Perspectivas de Crescimento no Primeiro Semestre
O ano de 2026 promete ser um período de dualidade para a economia brasileira, com um início promissor, mas repleto de incertezas à medida que o ano avança. Na primeira metade do ano, a expectativa é de um aquecimento econômico impulsionado por diversas mudanças. A isenção do imposto de renda para quem ganha até R$ 5.000,00 mensais deverá aumentar a renda disponível de mais de 15 milhões de pessoas, injetando cerca de R$ 28 bilhões na economia. Esse incremento no poder de compra deve favorecer o consumo em setores fundamentais como comércio, transportes, alimentação e serviços, o que pode resultar em um aumento estimado de 0,3% no Produto Interno Bruto (PIB). Além disso, o início do ciclo de queda na taxa de juros, previsto para março pelo Banco Central, poderá torná-lo mais acessível, estimulando investimentos e ampliando a atividade econômica.
Outra variável a ser considerada é a Copa do Mundo de 2026, que durará dois meses e promete gerar picos de consumo em setores como turismo, varejo e entretenimento. Esses fatores combinados podem criar um ambiente mais favorável ao crescimento econômico na primeira metade de 2026.
Desafios Políticos e Incertezas no Segundo Semestre
Entretanto, a segunda metade do ano poderá trazer desafios significativos. O calendário eleitoral tende a dominar as atenções e a impactar a economia. Em períodos eleitorais, é comum ver um aumento nos gastos públicos, o que pode beneficiar segmentos relacionados à publicidade, transporte e serviços.
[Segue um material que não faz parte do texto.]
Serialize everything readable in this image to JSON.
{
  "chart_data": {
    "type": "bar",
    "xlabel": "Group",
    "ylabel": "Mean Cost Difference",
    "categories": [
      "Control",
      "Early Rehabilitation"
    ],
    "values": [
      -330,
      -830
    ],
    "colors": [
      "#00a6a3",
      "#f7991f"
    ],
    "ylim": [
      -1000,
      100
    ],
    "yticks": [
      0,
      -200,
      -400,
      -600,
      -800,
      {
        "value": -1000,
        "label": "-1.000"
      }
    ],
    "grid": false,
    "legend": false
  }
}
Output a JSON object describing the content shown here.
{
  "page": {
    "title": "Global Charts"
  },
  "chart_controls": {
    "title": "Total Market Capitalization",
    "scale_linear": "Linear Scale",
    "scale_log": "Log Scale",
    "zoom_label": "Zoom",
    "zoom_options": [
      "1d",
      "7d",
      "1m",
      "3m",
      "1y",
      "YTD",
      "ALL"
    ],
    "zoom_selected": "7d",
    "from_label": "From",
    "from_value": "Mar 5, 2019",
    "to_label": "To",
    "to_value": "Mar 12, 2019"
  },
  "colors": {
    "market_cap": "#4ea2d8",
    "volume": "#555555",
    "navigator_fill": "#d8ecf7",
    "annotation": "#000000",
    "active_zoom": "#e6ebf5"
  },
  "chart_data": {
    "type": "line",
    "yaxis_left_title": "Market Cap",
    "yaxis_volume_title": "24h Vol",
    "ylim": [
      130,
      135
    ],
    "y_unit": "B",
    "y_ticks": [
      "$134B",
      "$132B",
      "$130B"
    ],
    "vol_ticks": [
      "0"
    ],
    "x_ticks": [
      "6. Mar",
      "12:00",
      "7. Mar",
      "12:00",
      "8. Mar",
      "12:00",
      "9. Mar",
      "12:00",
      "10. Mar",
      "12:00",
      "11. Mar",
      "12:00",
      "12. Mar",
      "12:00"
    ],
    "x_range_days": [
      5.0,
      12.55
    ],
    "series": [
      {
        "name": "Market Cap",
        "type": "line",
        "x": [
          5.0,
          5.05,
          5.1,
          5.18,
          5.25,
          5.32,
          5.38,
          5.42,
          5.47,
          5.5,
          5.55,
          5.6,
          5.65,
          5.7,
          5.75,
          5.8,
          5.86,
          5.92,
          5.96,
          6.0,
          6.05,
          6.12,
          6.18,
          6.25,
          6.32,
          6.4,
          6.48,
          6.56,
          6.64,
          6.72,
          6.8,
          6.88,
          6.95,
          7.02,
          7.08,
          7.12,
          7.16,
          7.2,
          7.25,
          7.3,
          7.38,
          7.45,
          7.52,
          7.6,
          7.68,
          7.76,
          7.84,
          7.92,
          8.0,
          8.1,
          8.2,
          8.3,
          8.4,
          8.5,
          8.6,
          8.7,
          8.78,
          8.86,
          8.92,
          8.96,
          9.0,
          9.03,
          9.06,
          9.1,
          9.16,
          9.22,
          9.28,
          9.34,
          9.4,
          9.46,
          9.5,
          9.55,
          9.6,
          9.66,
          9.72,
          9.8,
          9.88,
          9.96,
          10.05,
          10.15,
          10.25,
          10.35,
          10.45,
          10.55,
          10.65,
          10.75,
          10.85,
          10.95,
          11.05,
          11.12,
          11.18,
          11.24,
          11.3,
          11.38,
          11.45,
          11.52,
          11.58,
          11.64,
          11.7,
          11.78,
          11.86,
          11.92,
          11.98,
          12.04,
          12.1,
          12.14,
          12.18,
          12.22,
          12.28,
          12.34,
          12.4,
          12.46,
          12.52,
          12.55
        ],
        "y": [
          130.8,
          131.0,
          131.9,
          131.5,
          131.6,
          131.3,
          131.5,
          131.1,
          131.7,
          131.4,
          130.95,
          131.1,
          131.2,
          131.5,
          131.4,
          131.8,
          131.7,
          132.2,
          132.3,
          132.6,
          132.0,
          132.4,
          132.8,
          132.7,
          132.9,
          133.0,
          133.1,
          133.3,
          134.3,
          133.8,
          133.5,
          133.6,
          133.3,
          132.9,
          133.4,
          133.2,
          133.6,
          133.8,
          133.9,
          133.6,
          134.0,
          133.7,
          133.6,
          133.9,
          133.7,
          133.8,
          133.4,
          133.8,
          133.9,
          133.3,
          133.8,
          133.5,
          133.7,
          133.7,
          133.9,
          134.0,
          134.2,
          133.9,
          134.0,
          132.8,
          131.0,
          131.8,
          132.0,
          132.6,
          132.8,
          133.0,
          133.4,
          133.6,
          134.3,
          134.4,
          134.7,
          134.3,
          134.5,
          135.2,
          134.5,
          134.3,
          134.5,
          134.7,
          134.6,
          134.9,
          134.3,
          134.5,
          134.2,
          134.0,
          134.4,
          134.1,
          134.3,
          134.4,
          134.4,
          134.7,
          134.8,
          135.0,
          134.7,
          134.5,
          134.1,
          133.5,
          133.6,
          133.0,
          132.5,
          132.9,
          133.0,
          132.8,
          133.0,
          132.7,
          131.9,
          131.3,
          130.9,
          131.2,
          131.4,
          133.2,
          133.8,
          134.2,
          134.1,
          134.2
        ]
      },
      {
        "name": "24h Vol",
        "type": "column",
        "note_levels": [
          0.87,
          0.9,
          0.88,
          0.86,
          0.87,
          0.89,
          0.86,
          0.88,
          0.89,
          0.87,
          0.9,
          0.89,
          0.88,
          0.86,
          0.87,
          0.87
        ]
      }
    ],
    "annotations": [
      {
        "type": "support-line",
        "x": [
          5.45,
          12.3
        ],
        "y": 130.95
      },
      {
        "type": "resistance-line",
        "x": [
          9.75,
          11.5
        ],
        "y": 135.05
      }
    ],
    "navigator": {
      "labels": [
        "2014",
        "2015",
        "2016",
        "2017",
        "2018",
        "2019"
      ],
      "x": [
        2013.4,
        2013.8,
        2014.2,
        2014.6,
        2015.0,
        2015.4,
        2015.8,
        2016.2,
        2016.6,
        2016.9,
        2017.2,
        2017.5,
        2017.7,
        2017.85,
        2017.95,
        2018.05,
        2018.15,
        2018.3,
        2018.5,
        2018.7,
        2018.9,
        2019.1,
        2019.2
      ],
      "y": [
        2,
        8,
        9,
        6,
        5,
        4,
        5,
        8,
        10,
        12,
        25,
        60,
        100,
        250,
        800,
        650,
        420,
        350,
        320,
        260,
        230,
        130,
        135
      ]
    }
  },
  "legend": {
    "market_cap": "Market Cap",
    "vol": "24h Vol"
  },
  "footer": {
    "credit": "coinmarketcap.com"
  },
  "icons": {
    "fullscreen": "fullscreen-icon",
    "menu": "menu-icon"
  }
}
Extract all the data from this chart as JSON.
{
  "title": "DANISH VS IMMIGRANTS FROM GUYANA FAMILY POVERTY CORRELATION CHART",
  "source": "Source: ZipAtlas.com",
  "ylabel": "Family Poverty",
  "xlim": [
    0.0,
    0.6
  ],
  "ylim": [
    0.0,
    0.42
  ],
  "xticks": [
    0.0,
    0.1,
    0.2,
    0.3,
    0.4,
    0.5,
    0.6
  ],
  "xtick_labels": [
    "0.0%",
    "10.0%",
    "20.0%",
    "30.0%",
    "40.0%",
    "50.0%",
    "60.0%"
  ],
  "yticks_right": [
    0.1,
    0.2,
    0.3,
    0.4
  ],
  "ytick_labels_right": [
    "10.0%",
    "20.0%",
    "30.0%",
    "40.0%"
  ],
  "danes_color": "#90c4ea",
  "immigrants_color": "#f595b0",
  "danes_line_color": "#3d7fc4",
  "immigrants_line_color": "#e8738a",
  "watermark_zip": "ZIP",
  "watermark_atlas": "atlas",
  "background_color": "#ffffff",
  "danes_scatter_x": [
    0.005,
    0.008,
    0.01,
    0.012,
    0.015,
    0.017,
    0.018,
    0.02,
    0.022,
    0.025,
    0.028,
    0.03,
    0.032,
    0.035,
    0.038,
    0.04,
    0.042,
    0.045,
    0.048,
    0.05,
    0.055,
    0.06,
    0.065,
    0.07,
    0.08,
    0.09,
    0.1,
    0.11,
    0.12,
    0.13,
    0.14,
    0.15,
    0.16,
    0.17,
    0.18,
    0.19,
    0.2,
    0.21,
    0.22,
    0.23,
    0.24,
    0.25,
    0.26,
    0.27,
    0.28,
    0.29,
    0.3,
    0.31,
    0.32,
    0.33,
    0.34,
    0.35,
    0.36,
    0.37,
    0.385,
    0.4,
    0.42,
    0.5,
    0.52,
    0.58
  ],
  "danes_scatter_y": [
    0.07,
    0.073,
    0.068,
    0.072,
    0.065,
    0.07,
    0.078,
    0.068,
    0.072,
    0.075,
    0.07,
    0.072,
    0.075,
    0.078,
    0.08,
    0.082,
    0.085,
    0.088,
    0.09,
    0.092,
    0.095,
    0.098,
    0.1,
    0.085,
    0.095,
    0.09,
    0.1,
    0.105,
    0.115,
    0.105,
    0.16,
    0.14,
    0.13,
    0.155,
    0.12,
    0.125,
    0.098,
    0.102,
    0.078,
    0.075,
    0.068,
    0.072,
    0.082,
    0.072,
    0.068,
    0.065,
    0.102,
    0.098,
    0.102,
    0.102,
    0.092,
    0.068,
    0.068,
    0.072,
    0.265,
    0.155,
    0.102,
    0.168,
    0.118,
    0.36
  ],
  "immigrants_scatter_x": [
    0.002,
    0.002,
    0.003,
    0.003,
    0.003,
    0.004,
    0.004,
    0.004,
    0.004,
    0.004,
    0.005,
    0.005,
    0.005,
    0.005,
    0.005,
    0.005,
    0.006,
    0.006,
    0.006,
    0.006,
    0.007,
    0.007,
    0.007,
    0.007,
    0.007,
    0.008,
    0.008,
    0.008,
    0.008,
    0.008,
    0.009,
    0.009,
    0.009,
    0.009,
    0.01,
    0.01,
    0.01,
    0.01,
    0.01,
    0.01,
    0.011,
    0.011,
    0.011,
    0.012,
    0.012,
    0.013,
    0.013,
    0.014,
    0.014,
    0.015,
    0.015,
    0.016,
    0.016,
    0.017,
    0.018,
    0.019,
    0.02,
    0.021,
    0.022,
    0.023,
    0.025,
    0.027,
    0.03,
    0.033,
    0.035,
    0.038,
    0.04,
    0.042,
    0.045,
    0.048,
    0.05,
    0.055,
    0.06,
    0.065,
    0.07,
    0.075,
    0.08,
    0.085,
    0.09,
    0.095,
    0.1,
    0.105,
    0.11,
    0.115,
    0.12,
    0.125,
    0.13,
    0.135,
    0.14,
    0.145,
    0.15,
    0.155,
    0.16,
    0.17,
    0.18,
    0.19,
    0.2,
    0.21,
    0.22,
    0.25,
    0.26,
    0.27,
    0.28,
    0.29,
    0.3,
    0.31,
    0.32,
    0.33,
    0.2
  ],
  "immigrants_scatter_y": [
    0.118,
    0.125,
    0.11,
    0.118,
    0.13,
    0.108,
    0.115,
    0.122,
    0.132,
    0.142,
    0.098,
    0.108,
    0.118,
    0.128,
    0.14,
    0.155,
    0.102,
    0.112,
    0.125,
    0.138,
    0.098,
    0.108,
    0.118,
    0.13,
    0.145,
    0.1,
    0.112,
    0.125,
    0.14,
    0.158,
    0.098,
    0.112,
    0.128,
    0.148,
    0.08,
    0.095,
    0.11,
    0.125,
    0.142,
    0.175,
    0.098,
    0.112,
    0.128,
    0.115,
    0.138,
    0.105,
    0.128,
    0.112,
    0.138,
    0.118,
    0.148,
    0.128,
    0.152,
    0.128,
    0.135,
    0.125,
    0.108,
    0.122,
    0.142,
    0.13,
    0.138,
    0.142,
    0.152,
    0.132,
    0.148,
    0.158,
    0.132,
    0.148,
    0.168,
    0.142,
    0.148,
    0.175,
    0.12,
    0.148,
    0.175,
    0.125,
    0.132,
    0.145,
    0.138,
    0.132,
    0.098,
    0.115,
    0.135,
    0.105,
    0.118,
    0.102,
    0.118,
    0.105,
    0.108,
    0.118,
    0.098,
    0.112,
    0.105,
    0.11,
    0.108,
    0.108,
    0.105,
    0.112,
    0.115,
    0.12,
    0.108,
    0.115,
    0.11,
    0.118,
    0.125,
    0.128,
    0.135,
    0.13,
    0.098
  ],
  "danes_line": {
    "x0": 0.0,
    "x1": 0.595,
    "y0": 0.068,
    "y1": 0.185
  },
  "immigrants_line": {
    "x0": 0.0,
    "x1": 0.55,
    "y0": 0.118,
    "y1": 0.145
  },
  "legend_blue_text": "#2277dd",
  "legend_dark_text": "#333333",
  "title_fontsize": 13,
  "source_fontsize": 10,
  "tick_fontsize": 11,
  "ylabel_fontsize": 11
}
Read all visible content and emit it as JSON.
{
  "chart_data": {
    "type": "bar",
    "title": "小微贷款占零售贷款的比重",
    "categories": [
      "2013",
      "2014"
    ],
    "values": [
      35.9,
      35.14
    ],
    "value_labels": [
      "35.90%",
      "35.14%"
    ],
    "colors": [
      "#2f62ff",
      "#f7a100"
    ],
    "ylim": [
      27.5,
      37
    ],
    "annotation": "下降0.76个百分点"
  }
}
Contudo, historicamente, o Brasil enfrenta instabilidades e incertezas nos mercados durante esses períodos, levando a uma volatilidade maior.
Conforme as projeções sobre as políticas econômicas dos candidatos começam a ser avaliadas, espera-se um aumento na incerteza econômica, com possíveis repercussões negativas sobre a inflação, juros e questões fiscais. Isso pode resultar em uma retração dos investimentos, uma vez que muitos agentes econômicos optarão por adotar uma postura mais defensiva até que o novo panorama político se torne mais claro.
Assim, a expectativa é que as incertezas do segundo semestre coloquem um freio no crescimento econômico observado anteriormente, já que diversos setores se prepararão para reações mais cautelosas diante dos resultados eleitorais.
Um Ano de Duas Dinâmicas
Em suma, 2026 deve se apresentar como um ano de crescimento, mas também de desafios distintos ao longo de seus meses. Na primeira metade, a combinação do aumento da renda disponível, a queda nas taxas de juros, o estímulo ao consumo e a realização de eventos de grande porte deverão sustentar um ambiente econômico mais dinâmico. Já na segunda metade, os efeitos do calendário eleitoral trarão maior volatilidade e insegurança nos investimentos, com revisões frequentes nas expectativas econômicas.
Portanto, enquanto é fundamental aproveitar as oportunidades do primeiro semestre, é igualmente importante estar atento aos riscos que podem surgir nos meses que antecedem a eleição presidencial, que historicamente alteram a confiança dos investidores e o comportamento do mercado.